Compounds > 1-(2,3-dihydro-1,4-benzodioxin-6-ylsulfonyl)-4-(4-methoxyphenyl)sulfonylpiperazine
Page last updated: 2024-12-09

1-(2,3-dihydro-1,4-benzodioxin-6-ylsulfonyl)-4-(4-methoxyphenyl)sulfonylpiperazine

Description Research Excerpts Clinical Trials Roles Classes Pathways Study Profile Bioassays Related Drugs Related Conditions Protein Interactions Research Growth Market Indicators

You're asking about **1-(2,3-dihydro-1,4-benzodioxin-6-ylsulfonyl)-4-(4-methoxyphenyl)sulfonylpiperazine**. This is a complex organic molecule with a rather specific structure and a potential role in research, especially in the field of medicine.

Let's break down the name and its significance:

* **1-(2,3-dihydro-1,4-benzodioxin-6-ylsulfonyl)-4-(4-methoxyphenyl)sulfonylpiperazine**:
* **Piperazine**: This is a cyclic diamine that forms the backbone of the molecule. It's often used in the synthesis of pharmaceutical compounds.
* **Sulfonyl**: This refers to a group containing a sulfur atom double-bonded to two oxygen atoms (-SO2-). These groups are commonly found in pharmaceuticals and are known for their ability to bind to biological targets.
* **2,3-dihydro-1,4-benzodioxin-6-ylsulfonyl**: This describes a specific substituent attached to the piperazine ring.
* **4-methoxyphenyl**: This indicates another substituent attached to the piperazine ring, a benzene ring with a methoxy group (CH3O-) at the 4th position.

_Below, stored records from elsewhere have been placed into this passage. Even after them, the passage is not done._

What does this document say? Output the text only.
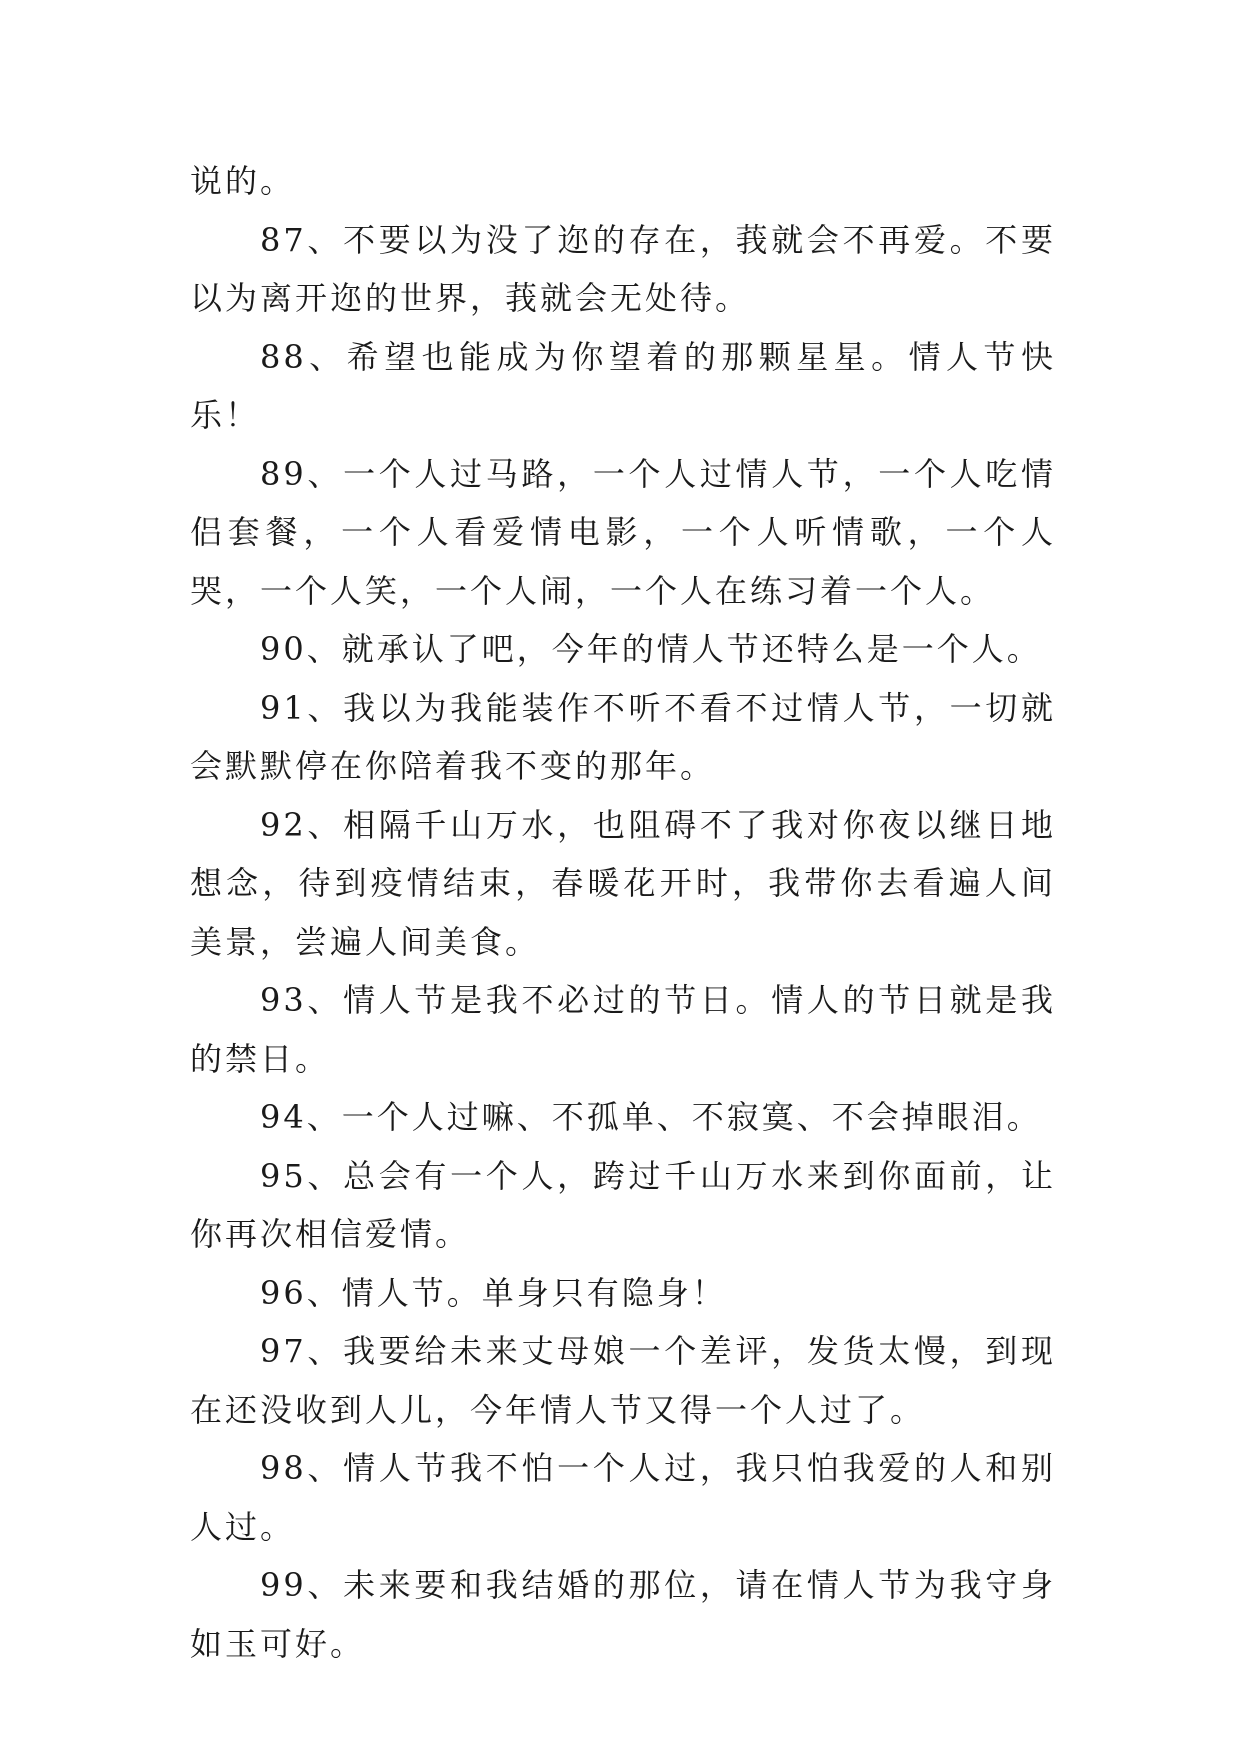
说的。

87、不要以为没了迩的存在，莪就会不再爱。不要以为离开迩的世界，莪就会无处待。

88、希望也能成为你望着的那颗星星。情人节快乐！

89、一个人过马路，一个人过情人节，一个人吃情侣套餐，一个人看爱情电影，一个人听情歌，一个人哭，一个人笑，一个人闹，一个人在练习着一个人。

90、就承认了吧，今年的情人节还特么是一个人。

91、我以为我能装作不听不看不过情人节，一切就会默默停在你陪着我不变的那年。

92、相隔千山万水，也阻碍不了我对你夜以继日地想念，待到疫情结束，春暖花开时，我带你去看遍人间美景，尝遍人间美食。

93、情人节是我不必过的节日。情人的节日就是我的禁日。

94、一个人过嘛、不孤单、不寂寞、不会掉眼泪。

95、总会有一个人，跨过千山万水来到你面前，让你再次相信爱情。

96、情人节。单身只有隐身！

97、我要给未来丈母娘一个差评，发货太慢，到现在还没收到人儿，今年情人节又得一个人过了。

98、情人节我不怕一个人过，我只怕我爱的人和别人过。

99、未来要和我结婚的那位，请在情人节为我守身如玉可好。
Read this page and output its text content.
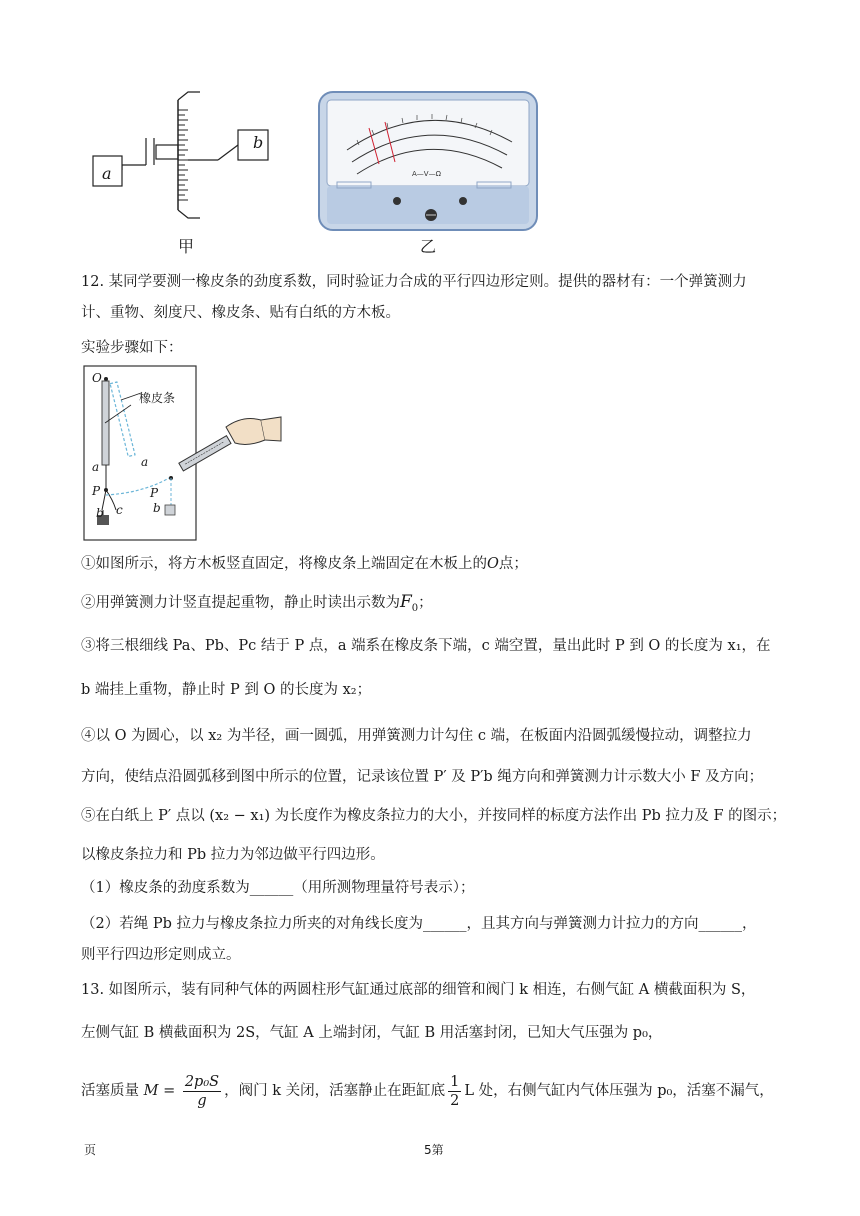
a
b
甲
A—V—Ω
乙
12. 某同学要测一橡皮条的劲度系数，同时验证力合成的平行四边形定则。提供的器材有：一个弹簧测力
计、重物、刻度尺、橡皮条、贴有白纸的方木板。
实验步骤如下：
O
橡皮条
a	a
P	P
b c	b
①如图所示，将方木板竖直固定，将橡皮条上端固定在木板上的O点；
②用弹簧测力计竖直提起重物，静止时读出示数为$F_0$；
③将三根细线 Pa、Pb、Pc 结于 P 点，a 端系在橡皮条下端，c 端空置，量出此时 P 到 O 的长度为 x₁，在
b 端挂上重物，静止时 P 到 O 的长度为 x₂；
④以 O 为圆心，以 x₂ 为半径，画一圆弧，用弹簧测力计勾住 c 端，在板面内沿圆弧缓慢拉动，调整拉力
方向，使结点沿圆弧移到图中所示的位置，记录该位置 P′ 及 P′b 绳方向和弹簧测力计示数大小 F 及方向；
⑤在白纸上 P′ 点以 (x₂ − x₁) 为长度作为橡皮条拉力的大小，并按同样的标度方法作出 Pb 拉力及 F 的图示；
以橡皮条拉力和 Pb 拉力为邻边做平行四边形。
（1）橡皮条的劲度系数为______（用所测物理量符号表示）；
（2）若绳 Pb 拉力与橡皮条拉力所夹的对角线长度为______，且其方向与弹簧测力计拉力的方向______，
则平行四边形定则成立。
13. 如图所示，装有同种气体的两圆柱形气缸通过底部的细管和阀门 k 相连，右侧气缸 A 横截面积为 S，
左侧气缸 B 横截面积为 2S，气缸 A 上端封闭，气缸 B 用活塞封闭，已知大气压强为 p₀，
活塞质量 $M = \frac{\text{2p₀S}}{g}$ ，阀门 k 关闭，活塞静止在距缸底 $\frac{1}{2}$ L 处，右侧气缸内气体压强为 p₀，活塞不漏气，
页	5第
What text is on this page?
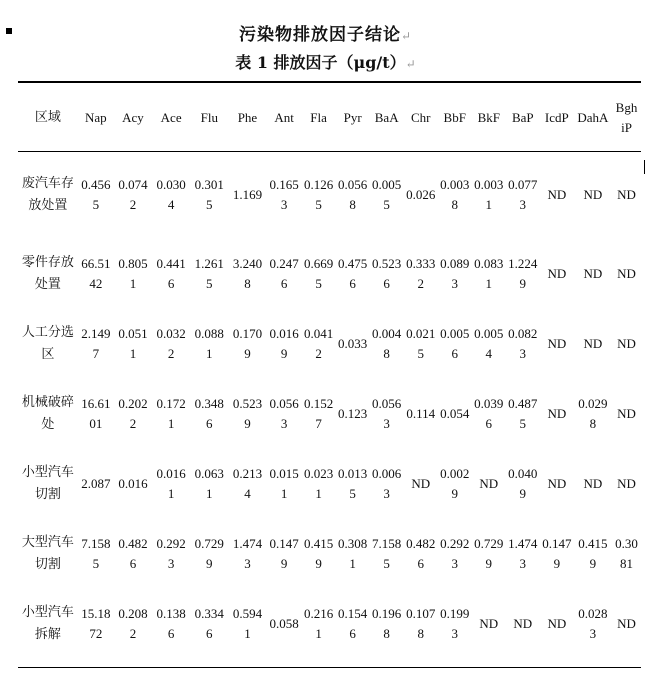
污染物排放因子结论↵
表 1 排放因子（μg/t）↵
区域	Nap	Acy	Ace	Flu	Phe	Ant	Fla	Pyr	BaA	Chr	BbF	BkF	BaP	IcdP	DahA	BghiP
废汽车存放处置	0.4565	0.0742	0.0304	0.3015	1.169	0.1653	0.1265	0.0568	0.0055	0.026	0.0038	0.0031	0.0773	ND	ND	ND
零件存放处置	66.5142	0.8051	0.4416	1.2615	3.2408	0.2476	0.6695	0.4756	0.5236	0.3332	0.0893	0.0831	1.2249	ND	ND	ND
人工分选区	2.1497	0.0511	0.0322	0.0881	0.1709	0.0169	0.0412	0.033	0.0048	0.0215	0.0056	0.0054	0.0823	ND	ND	ND
机械破碎处	16.6101	0.2022	0.1721	0.3486	0.5239	0.0563	0.1527	0.123	0.0563	0.114	0.054	0.0396	0.4875	ND	0.0298	ND
小型汽车切割	2.087	0.016	0.0161	0.0631	0.2134	0.0151	0.0231	0.0135	0.0063	ND	0.0029	ND	0.0409	ND	ND	ND
大型汽车切割	7.1585	0.4826	0.2923	0.7299	1.4743	0.1479	0.4159	0.3081	7.1585	0.4826	0.2923	0.7299	1.4743	0.1479	0.4159	0.3081
小型汽车拆解	15.1872	0.2082	0.1386	0.3346	0.5941	0.058	0.2161	0.1546	0.1968	0.1078	0.1993	ND	ND	ND	0.0283	ND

**Why it might be important for research:**

* **Potential pharmacological activity:** Compounds with this type of structure are often investigated for their potential to interact with biological systems, especially those involving neurotransmission or enzymatic activity.
* **Potential drug development:** If the molecule shows desirable pharmacological properties, it might serve as a lead compound for the development of new drugs.
* **Chemical research:** It could be used as a building block for the synthesis of other, more complex molecules with potential applications in different fields.

**However, it's crucial to understand:**

* **No specific information about this particular molecule is readily available.** There's no published research or patent information that specifically mentions this compound. It's possible it hasn't been synthesized yet or hasn't been studied in detail.
* **The name itself suggests a complex structure:** This complexity might make its synthesis challenging and research into its properties less accessible.

**To find out more, you would need to:**

1. **Search specific chemical databases:** Look in databases like PubChem or Reaxys.
2. **Contact researchers in the field:** If you have a connection to researchers working with similar molecules or in drug development, they might have more information.
3. **Consult relevant scientific literature:** Search for publications related to piperazine derivatives, sulfonyl groups, and benzodioxin structures.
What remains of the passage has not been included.